McGrath: The government has become an “existential threat” to democracy

Independent TD Mattie McGrath has said that Taoiseach Micheál Martin and his government have become an “existential threat to democracy,” in response to the announcement that the government’s emergency powers would be retained for a further six months.

“I am very concerned by the leaks from the Cabinet yesterday regarding the extension of the emergency powers for another six months,” Deputy McGrath said.

“I honestly believe that the Taoiseach and his Government have become an existential threat to our democracy. That the Government is trying to push this in here to control people, deny them their rights and freedoms and literally destroy their will to live is shocking.

“It is being done without any debate in this House. The Taoiseach has not met Opposition party leaders or group leaders since November. He is stonewalling everything. Stonewalling is his new mantra. He stonewalls when a question is asked and then he puts it back on the person asking the question or gives them a lecture. He will probably give me a lecture now in a minute.

“It is outrageous that the Government could contemplate extending the powers for a further six months. We are meant to be coming out of the crisis and we are meant to be opening up but this is what the Government is at. It is all about control. That happened in Germany in 1933 and that is how it started there.”
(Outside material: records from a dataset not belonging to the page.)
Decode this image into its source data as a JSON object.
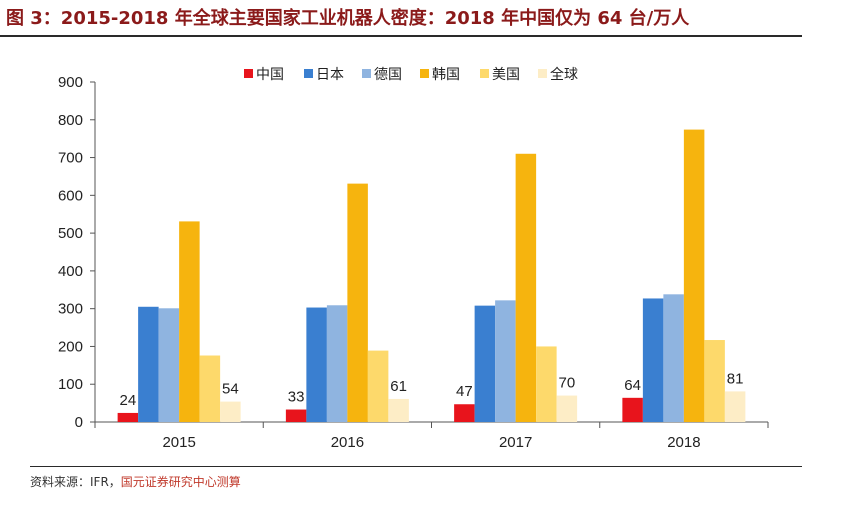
{
  "header": {
    "title": "图 3：2015-2018 年全球主要国家工业机器人密度：2018 年中国仅为 64 台/万人"
  },
  "footer": {
    "source_prefix": "资料来源：IFR，",
    "source_suffix": "国元证券研究中心测算"
  },
  "chart_data": {
    "type": "bar",
    "title": "",
    "xlabel": "",
    "ylabel": "",
    "categories": [
      "2015",
      "2016",
      "2017",
      "2018"
    ],
    "ylim": [
      0,
      900
    ],
    "yticks": [
      0,
      100,
      200,
      300,
      400,
      500,
      600,
      700,
      800,
      900
    ],
    "grid": false,
    "legend_position": "top-center",
    "series": [
      {
        "name": "中国",
        "color": "#e8141c",
        "values": [
          24,
          33,
          47,
          64
        ],
        "labels": [
          "24",
          "33",
          "47",
          "64"
        ]
      },
      {
        "name": "日本",
        "color": "#3a7fd0",
        "values": [
          305,
          303,
          308,
          327
        ]
      },
      {
        "name": "德国",
        "color": "#8fb4e0",
        "values": [
          301,
          309,
          322,
          338
        ]
      },
      {
        "name": "韩国",
        "color": "#f6b40e",
        "values": [
          531,
          631,
          710,
          774
        ]
      },
      {
        "name": "美国",
        "color": "#fdd96b",
        "values": [
          176,
          189,
          200,
          217
        ]
      },
      {
        "name": "全球",
        "color": "#fdedc6",
        "values": [
          54,
          61,
          70,
          81
        ],
        "labels": [
          "54",
          "61",
          "70",
          "81"
        ]
      }
    ]
  }
}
Taoiseach Micheál Martin replied that he took exception to McGrath’s reference to 1933 in Germany.

“It is unfortunate in the House of late that politics and politicians get compared to Nazi Germany. This is the second time in recent weeks that Deputy McGrath has articulated that and I think it is bringing the Parliament to a low level, to be frank,” said the Taoiseach.

“I call it as it is,” McGrath shot back.

“Public health is about saving people’s lives and the only reason for the public health Act was the pandemic,” continued Martin.

“No Government wants to be introducing the kind of measures that we have had to introduce for the last 12 months, but we do it on public health advice to protect people’s health and to save lives. The legislative framework is required to enable Government to take those initiatives and it will be debated in the House. I ask the Deputy to refrain from using that kind of language. It is wrong. I think it is unparliamentary.”

“It is clear to be seen,” said McGrath.

This is not the first time McGrath has made the comparison about the Taoiseach, making a similar reference to 1930s Germany several weeks ago.

At the time, the Taoiseach had a similarly negative reaction – however, it was pointed out that Martin himself has used the term “fascist” to brand his own political opponents in the past.